So I finished reading Waking Up, by Sam Harris. Would reccommend it, it’s less a pure “spirituality without religion” manual as perhaps a way to lure pure, innocent atheists into looking at secularized Buddhism.
Which means it ended up being more up my alley than I was anticipating.
The book mentions that the first part of of our brain that becomes “conscious” is the right side of our brain, which is non-verbal. The left, language-baring part of our brain activates later and eventually dominates the other part of our brain…
so essentially, what could be our actual self is eventually shoved into a corner and falsely replaced by a chatty asshole that feels the need to endlessly describe and create a false storyline for everything that occurs. Ever.
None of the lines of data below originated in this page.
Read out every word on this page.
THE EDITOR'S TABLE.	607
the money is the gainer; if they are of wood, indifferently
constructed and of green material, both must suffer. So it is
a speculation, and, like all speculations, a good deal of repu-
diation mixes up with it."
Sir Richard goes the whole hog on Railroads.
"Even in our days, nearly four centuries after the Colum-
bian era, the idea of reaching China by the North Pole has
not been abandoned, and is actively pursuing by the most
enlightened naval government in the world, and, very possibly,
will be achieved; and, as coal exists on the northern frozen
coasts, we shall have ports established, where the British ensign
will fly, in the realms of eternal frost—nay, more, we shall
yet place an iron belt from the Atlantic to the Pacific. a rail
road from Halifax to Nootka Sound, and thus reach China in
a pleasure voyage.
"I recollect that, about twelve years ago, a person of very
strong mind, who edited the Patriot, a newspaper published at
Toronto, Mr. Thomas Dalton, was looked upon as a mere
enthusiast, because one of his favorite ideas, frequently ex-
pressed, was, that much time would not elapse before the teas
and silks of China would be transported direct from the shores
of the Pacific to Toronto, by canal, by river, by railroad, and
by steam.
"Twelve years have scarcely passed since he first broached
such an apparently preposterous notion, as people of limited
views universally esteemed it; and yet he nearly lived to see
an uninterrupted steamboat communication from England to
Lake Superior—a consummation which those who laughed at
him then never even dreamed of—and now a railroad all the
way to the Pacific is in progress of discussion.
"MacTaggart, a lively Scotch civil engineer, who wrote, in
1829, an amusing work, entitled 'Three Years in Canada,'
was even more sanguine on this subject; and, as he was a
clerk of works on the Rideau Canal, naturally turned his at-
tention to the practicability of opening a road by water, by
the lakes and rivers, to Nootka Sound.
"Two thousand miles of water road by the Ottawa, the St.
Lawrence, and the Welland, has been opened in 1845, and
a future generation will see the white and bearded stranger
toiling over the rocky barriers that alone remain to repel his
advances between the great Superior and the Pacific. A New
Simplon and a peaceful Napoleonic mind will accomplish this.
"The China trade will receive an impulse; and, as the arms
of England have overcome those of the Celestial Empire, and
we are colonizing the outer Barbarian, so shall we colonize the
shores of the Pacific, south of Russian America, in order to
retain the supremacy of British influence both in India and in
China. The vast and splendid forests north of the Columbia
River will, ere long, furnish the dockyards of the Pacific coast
Relatedly, I have found out that I yell at myself just as angrily for forgetting to check the mail when I’m doing my laundry as I used to about getting high and completely screwing up my life. Then I start laughing and feel insane.
Otherwise I’ve still been trying to figure out the buddhist soul thing, and keep feeling like I get close to understanding it, and snapping back to not. Is that even possible?
Essentially what is “me” is constructed of a mixture of other materials, generations of other people’s decisions, and a heavily flucuating mindset and a weird little durable body.
And we’re all as weird and complex. Sometimes I hook into the feeling, sometimes, at work, that there’s hundreds of us hooked up to computers, having our own internal dialogues and having our own quiet battles, while parroting the words of a human being we are never going to met, but will know intimately for a few hours.
Love just seems impossible to me now, considering how we’re all just kind of isolated in these mind/body units that are not really capable of understanding ourselves, and have no chance of completely understanding the world around us or the other people in it, no matter how hard we try.